RV: Bem, trabalhamos há muitos anos com isso. Por exemplo, me recordo que em um primeiro momento tínhamos grande apreço pela precisão das coisas. Por precisão me refiro àquelas coisas controladas na escala do centímetro. Com efeito, em nossos primeiros desenhos logo após sair da faculdade, detalhávamos em milímetros. Logo percebemos que na obra isso era tolice, porém, para nós era importante e quando começamos a construir com concreto não podíamos controlar muito… então o aço proporcionou esse controle.
Estou falando em termos estruturais. Depois, à medida em que avançamos não em relação ao material, mas em relação à abordagem, sempre nos pareceu importante que os materiais fossem autênticos e pudessem mostrar sua autenticidade. Às vezes trabalhamos com materiais mais sintéticos, quando não há sentido em expressar a energia das coisas naturais. Há ainda o tema do tempo que, vinculado à paisagem, também nos parece muito importante; as coisas devem se adaptar ao entorno determinado. Há coisas que, com o passar do tempo, permanecem exatamente iguais. Isso é algo que sentimos e nos interessa expressar: a força de cada material. E em casos como, por exemplo, o Restaurante Lascov, descobrimos que poderíamos propor o uso de um único material, algo que às vezes pode parecer frio, mas o usamos de uma forma muito quente. Cada material tem uma expressão, mas também é possível transportá-lo a outras dimensões ou outras formas de ver, tocar e sentir sua materialidade.
Sem dúvida, o que chama a atenção nesta obra é o uso do aço tensionado.

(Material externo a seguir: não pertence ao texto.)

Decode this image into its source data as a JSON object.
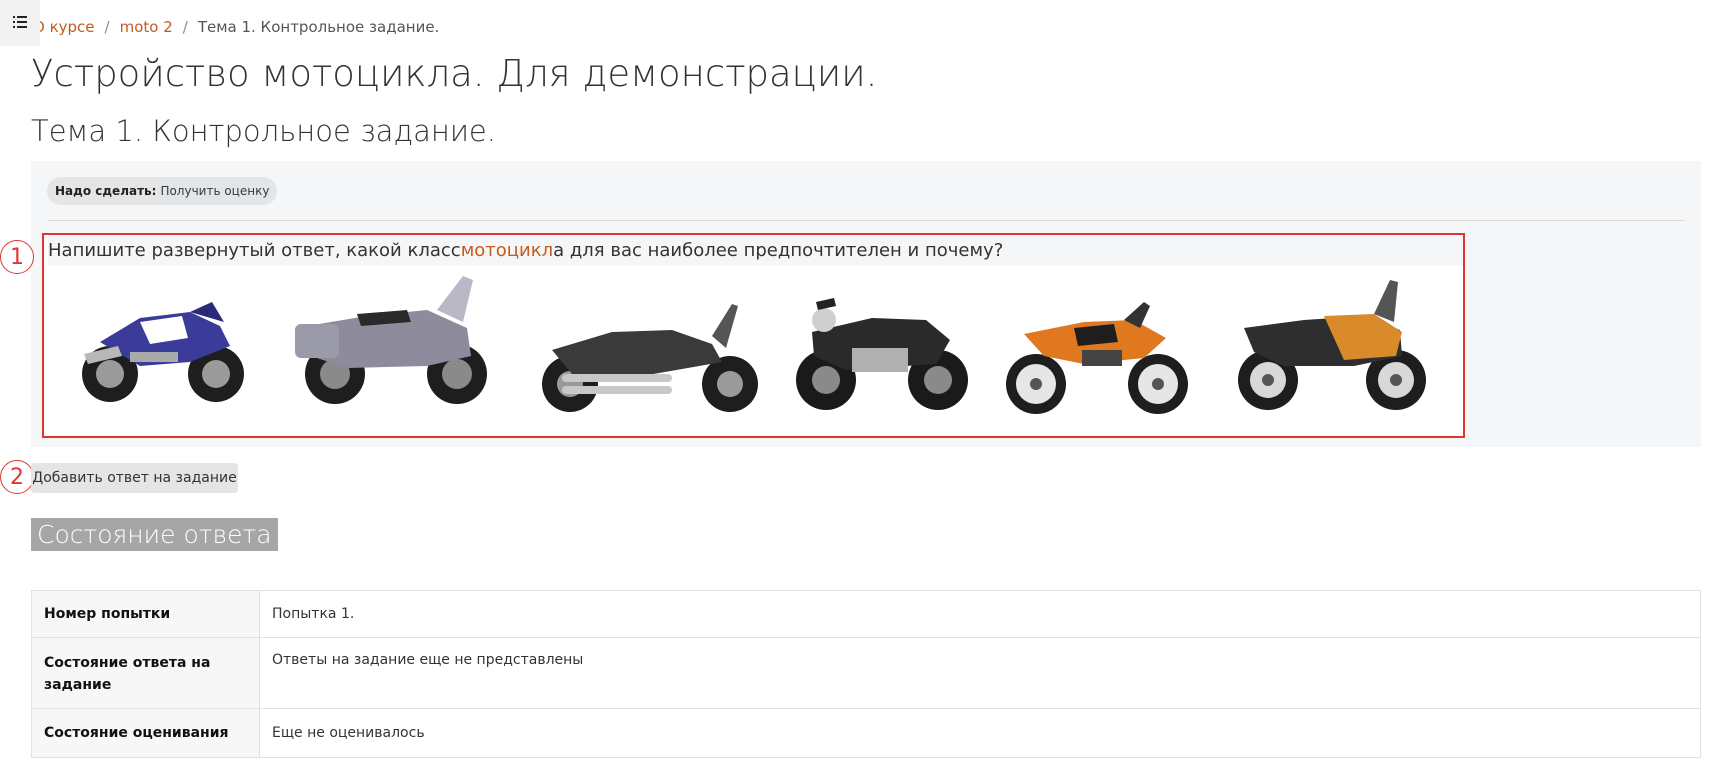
{
  "nav": {
    "drawer_icon": "list-icon"
  },
  "breadcrumb": {
    "items": [
      "О курсе",
      "moto 2",
      "Тема 1. Контрольное задание."
    ],
    "separator": "/"
  },
  "course_title": "Устройство мотоцикла. Для демонстрации.",
  "page_title": "Тема 1. Контрольное задание.",
  "todo": {
    "label": "Надо сделать:",
    "value": "Получить оценку"
  },
  "question": {
    "text_before": "Напишите развернутый ответ, какой класс ",
    "highlight": "мотоцикл",
    "text_after": "а для вас наиболее предпочтителен и почему?"
  },
  "bikes": [
    {
      "name": "sport",
      "color": "#3b3b9a"
    },
    {
      "name": "touring",
      "color": "#8e8c9c"
    },
    {
      "name": "cruiser",
      "color": "#3a3a3a"
    },
    {
      "name": "naked",
      "color": "#2a2a2a"
    },
    {
      "name": "enduro",
      "color": "#e07820"
    },
    {
      "name": "adventure",
      "color": "#d98a2b"
    }
  ],
  "markers": [
    "1",
    "2"
  ],
  "actions": {
    "add_submission": "Добавить ответ на задание"
  },
  "submission_status": {
    "title": "Состояние ответа",
    "rows": [
      {
        "key": "Номер попытки",
        "value": "Попытка 1."
      },
      {
        "key": "Состояние ответа на задание",
        "value": "Ответы на задание еще не представлены"
      },
      {
        "key": "Состояние оценивания",
        "value": "Еще не оценивалось"
      }
    ]
  },
  "colors": {
    "link": "#c75a1c",
    "annotation": "#e03535",
    "status_header": "#a6a6a6"
  }
}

RV: Sim, também nos demos conta ao longo dos anos que utilizar um mesmo material de diferentes modos cria uma homogeneidade e unidade, porém, trabalhar com paletas reduzidas cria composições diferentes e isso enriquece o todo. No restaurante citado, utilizamos o aço no chão e nas paredes, ora com acabamento antioxidante, ora encerado, ora laqueado… Ao cabo, concordamos que um restaurante é, antes de qualquer coisa, um lugar onde você deve se sentir confortável e acolhido, e mesmo assim utilizamos muito aço, porém, no conjunto, mesmo as pessoas que não apreciam o projeto dizem: “foi muito bom fazer uma refeição aqui”. Um tema muito importante para nós é a capacidade de criar espaços que acolham e conectem as pessoas, para além das pequenas formas ou paletas de materiais. Também fizemos uma casa que era totalmente de aço, fizemos coisas totalmente de vidro, com diferentes usos e aplicações… exploramos diferentes materiais com um desejo unitário, porém, com nuances para enriquecer o conjunto da obra. E pode ser também com madeira, digamos que não é apenas um material, mas um trabalho que pode ser aplicado a outros materiais e gostamos que sejam o mais sustentáveis possível.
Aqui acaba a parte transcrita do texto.